The staff reshuffle at Sotheby’s continues with the announcement that Helena Newman, the auction house’s worldwide co-head of Impressionist and Modern, will also assume the role of chairman of Sotheby’s Europe, joining fellow chairmen Oliver Barker, Mario Tavella and Philipp Württemberg. Newman conducted the Impressionist and Modern sale at Sotheby’s London on 21 June; she is only the second woman ever to take an evening sale, the first one being Melanie Clore, also at Sotheby’s, in 1990.
Meanwhile, James Mackie, who has run the Impressionist and Modern evening sales at Sotheby’s Bond Street, London, has been made head of the Impressionist and Modern department in London. Replacing him as head of the evening sales is Thomas Bompard, formerly of the Impressionist and Modern department in Paris.
Newman who has been at Sotheby’s since 1988, is one of the few veterans left at the company, which has seen high-profile figures depart including Henry Wyndham, the former chairman and auctioneer, and Alex Rotter, the former global co-head of contemporary art.
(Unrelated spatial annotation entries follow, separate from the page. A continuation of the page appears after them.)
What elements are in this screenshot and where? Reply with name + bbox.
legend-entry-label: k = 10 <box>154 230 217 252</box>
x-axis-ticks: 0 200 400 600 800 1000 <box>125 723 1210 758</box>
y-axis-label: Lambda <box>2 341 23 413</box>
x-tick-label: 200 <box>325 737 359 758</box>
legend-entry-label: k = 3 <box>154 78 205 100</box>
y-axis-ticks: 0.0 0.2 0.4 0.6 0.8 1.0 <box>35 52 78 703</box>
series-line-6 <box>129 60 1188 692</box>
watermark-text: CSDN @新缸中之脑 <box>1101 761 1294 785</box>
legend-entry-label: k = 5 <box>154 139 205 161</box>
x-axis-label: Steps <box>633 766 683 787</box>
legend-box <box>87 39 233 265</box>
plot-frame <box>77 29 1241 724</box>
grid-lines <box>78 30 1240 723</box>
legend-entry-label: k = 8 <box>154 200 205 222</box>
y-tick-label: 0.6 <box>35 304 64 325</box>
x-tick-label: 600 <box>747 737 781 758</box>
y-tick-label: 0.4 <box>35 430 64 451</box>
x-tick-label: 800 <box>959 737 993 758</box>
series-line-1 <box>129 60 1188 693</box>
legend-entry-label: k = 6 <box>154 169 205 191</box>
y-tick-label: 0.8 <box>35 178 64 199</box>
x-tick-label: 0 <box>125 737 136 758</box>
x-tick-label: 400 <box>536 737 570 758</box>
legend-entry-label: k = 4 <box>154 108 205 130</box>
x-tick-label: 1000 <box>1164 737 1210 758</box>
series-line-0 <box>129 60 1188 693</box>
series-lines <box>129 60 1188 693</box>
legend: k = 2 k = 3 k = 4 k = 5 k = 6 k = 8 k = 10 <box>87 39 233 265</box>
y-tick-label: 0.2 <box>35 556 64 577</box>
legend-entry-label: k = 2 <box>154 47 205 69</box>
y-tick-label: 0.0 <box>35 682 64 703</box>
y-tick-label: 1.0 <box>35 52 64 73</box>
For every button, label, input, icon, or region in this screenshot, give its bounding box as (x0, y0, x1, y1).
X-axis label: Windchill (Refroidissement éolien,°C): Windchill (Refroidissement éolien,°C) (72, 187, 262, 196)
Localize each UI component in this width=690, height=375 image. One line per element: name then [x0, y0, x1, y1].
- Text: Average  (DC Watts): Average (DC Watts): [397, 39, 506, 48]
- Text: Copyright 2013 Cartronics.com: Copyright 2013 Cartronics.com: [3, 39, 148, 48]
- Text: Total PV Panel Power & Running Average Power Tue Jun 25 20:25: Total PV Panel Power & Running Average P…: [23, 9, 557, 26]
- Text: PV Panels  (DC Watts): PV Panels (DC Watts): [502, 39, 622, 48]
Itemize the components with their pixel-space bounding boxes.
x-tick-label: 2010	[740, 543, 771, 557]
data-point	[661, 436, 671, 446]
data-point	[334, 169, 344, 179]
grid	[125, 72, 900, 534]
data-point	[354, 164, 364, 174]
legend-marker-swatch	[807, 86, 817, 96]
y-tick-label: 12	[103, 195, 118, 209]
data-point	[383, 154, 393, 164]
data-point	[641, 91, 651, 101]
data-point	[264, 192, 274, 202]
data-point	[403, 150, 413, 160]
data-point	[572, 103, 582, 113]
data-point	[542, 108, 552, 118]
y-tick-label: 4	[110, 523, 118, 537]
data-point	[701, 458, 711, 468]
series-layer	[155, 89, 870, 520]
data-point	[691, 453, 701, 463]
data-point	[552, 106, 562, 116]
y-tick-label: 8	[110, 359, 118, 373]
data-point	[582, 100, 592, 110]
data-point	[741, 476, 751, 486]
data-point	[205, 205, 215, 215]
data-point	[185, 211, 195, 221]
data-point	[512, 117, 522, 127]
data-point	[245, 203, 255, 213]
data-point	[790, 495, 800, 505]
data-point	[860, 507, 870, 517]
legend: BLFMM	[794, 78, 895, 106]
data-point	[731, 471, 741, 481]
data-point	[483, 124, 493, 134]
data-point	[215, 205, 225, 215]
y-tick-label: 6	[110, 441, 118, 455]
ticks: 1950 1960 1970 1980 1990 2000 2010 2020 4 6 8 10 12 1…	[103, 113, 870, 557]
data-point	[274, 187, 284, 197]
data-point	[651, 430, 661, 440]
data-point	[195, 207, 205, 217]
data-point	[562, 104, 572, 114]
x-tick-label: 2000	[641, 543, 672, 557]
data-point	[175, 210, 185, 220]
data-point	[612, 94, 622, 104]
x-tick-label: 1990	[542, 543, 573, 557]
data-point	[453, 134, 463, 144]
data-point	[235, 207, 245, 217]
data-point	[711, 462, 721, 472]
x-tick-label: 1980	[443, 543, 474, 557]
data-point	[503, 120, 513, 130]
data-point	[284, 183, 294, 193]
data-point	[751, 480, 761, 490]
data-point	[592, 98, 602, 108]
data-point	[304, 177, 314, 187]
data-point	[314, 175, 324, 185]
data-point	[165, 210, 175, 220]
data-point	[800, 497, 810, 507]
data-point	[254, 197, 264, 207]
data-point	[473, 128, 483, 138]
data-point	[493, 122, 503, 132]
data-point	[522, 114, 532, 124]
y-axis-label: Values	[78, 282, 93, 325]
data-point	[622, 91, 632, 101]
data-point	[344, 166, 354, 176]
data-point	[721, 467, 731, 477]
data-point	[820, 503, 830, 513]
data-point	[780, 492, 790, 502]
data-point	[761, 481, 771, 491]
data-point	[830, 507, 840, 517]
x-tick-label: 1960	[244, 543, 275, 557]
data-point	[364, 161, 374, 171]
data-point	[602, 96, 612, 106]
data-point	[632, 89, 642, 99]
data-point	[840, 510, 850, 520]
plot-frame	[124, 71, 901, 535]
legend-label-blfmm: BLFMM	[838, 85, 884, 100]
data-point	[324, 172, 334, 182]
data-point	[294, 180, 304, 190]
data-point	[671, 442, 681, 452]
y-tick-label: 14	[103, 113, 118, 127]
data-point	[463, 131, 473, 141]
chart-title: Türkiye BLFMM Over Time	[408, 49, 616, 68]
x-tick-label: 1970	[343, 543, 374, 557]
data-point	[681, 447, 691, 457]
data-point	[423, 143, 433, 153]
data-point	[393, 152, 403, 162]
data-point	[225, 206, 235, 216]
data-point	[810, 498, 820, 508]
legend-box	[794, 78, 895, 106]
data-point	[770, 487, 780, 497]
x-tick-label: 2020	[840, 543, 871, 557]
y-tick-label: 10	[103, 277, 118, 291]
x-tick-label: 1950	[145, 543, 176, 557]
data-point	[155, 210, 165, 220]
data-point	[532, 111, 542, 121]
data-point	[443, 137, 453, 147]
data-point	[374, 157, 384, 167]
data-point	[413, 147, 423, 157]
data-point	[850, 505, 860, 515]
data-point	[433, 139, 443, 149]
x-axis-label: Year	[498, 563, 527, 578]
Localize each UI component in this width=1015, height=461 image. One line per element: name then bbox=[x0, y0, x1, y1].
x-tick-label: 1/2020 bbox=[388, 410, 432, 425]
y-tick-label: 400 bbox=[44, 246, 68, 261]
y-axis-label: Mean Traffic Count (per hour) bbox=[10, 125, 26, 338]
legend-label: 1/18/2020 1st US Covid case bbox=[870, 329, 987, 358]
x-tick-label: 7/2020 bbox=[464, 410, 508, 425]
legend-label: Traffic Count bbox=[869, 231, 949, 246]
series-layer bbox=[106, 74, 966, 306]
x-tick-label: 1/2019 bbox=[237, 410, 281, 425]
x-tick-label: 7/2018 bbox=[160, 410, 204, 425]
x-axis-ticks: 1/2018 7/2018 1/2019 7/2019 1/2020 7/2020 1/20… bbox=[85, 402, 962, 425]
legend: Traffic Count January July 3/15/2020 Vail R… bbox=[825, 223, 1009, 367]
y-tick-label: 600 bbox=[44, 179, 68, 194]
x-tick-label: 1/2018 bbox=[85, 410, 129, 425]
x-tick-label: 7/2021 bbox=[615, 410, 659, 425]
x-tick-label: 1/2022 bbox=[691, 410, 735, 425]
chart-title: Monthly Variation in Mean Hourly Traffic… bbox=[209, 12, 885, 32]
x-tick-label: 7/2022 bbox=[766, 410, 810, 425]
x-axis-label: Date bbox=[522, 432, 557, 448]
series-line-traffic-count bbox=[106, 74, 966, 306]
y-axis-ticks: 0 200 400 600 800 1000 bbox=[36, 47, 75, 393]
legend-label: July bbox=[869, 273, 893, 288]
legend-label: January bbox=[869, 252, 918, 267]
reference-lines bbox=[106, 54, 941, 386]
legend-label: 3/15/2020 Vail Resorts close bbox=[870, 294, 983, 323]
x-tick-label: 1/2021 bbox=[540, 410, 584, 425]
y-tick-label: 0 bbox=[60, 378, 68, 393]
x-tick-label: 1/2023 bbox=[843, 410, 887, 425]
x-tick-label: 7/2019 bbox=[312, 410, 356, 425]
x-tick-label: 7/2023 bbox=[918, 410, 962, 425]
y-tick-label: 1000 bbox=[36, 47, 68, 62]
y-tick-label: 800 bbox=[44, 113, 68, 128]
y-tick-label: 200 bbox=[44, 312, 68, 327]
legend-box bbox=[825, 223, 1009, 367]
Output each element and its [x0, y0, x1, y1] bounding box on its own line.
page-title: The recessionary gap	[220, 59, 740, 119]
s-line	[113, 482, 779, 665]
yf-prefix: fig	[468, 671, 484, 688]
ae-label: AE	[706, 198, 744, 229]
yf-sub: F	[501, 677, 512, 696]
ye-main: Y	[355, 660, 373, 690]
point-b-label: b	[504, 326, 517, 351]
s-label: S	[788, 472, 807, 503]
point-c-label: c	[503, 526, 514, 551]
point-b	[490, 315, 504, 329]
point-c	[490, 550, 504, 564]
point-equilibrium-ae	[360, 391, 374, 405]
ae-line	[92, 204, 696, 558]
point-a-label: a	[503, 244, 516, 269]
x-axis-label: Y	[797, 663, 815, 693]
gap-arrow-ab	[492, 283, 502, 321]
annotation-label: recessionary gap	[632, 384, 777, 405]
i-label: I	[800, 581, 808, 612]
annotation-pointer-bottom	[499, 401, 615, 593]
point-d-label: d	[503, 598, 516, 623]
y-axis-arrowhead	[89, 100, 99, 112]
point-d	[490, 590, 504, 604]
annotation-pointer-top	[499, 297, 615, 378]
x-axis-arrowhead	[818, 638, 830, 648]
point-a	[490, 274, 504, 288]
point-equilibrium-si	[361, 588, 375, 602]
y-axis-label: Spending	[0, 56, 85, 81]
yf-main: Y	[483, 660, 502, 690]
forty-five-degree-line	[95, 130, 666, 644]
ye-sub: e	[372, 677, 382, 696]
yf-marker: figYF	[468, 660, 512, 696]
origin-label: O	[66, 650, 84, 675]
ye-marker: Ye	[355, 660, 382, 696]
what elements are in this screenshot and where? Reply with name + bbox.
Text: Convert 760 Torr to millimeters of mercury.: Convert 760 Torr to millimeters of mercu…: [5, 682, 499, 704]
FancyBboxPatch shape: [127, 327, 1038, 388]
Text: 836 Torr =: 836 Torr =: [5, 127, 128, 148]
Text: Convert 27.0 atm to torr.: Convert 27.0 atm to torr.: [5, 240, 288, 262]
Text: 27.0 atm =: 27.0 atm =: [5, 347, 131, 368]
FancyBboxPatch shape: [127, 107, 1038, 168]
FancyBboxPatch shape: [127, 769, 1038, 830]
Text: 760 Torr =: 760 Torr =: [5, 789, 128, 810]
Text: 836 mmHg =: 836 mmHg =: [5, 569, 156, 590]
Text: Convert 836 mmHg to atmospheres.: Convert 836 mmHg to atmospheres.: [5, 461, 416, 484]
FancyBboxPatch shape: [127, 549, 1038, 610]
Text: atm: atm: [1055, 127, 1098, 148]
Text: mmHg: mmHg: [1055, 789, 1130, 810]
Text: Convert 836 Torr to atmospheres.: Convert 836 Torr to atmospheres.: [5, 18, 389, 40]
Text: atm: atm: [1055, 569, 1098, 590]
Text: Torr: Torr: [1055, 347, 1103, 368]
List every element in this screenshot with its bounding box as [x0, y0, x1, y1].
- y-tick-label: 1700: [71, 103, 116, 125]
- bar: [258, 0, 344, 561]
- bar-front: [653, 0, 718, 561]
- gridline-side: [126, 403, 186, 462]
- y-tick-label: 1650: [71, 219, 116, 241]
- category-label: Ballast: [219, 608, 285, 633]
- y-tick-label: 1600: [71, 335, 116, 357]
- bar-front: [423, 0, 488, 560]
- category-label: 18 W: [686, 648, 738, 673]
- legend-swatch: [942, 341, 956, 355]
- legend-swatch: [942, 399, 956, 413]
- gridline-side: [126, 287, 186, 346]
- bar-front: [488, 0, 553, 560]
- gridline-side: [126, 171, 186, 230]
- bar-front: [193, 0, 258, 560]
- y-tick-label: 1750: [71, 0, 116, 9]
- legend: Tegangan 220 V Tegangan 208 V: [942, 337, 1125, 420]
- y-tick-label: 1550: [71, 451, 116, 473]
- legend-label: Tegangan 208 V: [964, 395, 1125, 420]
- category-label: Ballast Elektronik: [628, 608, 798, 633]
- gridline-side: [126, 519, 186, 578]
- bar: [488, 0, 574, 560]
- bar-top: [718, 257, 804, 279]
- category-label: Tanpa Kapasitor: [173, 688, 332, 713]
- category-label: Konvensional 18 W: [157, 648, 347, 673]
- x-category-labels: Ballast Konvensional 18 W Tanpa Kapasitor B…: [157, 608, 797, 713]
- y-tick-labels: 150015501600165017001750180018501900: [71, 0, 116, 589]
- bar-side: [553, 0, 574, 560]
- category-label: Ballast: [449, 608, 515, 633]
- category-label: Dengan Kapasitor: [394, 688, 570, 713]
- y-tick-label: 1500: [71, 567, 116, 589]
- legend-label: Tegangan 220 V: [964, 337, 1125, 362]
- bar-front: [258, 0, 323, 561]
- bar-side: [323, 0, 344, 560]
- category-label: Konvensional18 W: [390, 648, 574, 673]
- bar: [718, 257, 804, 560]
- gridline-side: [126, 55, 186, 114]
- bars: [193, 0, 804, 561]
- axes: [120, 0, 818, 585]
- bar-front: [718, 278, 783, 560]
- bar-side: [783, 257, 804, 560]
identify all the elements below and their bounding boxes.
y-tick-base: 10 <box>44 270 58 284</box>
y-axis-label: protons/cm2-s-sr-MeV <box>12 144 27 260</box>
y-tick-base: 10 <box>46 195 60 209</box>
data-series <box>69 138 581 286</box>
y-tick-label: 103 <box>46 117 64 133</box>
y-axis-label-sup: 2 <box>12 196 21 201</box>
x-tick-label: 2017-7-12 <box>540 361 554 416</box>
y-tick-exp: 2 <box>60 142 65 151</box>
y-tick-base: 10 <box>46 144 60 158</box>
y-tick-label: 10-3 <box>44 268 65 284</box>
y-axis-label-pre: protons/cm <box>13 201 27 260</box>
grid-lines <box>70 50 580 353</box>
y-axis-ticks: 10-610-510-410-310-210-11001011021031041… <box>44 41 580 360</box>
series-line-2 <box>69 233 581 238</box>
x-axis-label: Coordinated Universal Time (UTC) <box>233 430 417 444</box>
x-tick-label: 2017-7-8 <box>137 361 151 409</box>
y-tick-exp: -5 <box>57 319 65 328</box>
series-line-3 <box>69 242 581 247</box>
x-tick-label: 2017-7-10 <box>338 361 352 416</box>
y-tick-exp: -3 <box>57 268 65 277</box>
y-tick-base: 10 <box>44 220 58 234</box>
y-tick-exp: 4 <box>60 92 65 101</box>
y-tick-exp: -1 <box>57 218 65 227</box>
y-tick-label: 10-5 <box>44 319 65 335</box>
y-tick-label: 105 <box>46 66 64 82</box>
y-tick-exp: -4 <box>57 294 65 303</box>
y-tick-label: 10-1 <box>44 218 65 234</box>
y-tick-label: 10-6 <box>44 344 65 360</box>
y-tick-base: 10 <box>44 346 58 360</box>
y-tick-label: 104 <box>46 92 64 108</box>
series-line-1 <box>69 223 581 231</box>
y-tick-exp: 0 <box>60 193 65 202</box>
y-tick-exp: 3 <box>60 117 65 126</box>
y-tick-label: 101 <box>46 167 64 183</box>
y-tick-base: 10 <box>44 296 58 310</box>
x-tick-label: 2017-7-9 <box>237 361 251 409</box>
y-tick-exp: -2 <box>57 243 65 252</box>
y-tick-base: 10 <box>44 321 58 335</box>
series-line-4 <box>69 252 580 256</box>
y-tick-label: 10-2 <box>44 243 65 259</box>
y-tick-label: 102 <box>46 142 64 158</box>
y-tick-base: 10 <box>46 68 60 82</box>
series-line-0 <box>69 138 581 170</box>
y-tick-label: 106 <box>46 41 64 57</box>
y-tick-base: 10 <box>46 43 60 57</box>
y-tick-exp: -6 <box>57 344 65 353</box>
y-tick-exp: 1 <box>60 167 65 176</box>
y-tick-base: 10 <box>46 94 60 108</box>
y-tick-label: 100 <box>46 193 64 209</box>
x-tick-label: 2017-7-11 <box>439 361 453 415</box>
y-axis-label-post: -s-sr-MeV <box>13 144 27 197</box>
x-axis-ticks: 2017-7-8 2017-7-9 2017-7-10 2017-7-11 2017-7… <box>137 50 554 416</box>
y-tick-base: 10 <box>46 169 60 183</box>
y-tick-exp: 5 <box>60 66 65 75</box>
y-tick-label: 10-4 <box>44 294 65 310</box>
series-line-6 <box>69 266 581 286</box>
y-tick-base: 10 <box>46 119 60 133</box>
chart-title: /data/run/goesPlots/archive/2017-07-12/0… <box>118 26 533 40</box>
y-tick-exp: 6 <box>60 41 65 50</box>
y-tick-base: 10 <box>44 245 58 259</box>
Clore, previously co-chairman of Impressionist and Modern art, resigned in February, and has since announced that she is launching a London-based business with Wyndham in the autumn, which will help clients source works and manage their collections.
Meanwhile, the company has made a notable museum hire, tapping Eric Shiner, the former director of the Pittsburgh-based Andy Warhol Museum. He will join as a senior vice-president of Sotheby’s Fine Arts division, the new department headed up by the recent star hires Allan Schwartzman and Amy Cappellazzo, whose Art Agency Partners firm was bought by Sotheby’s in an $85m deal.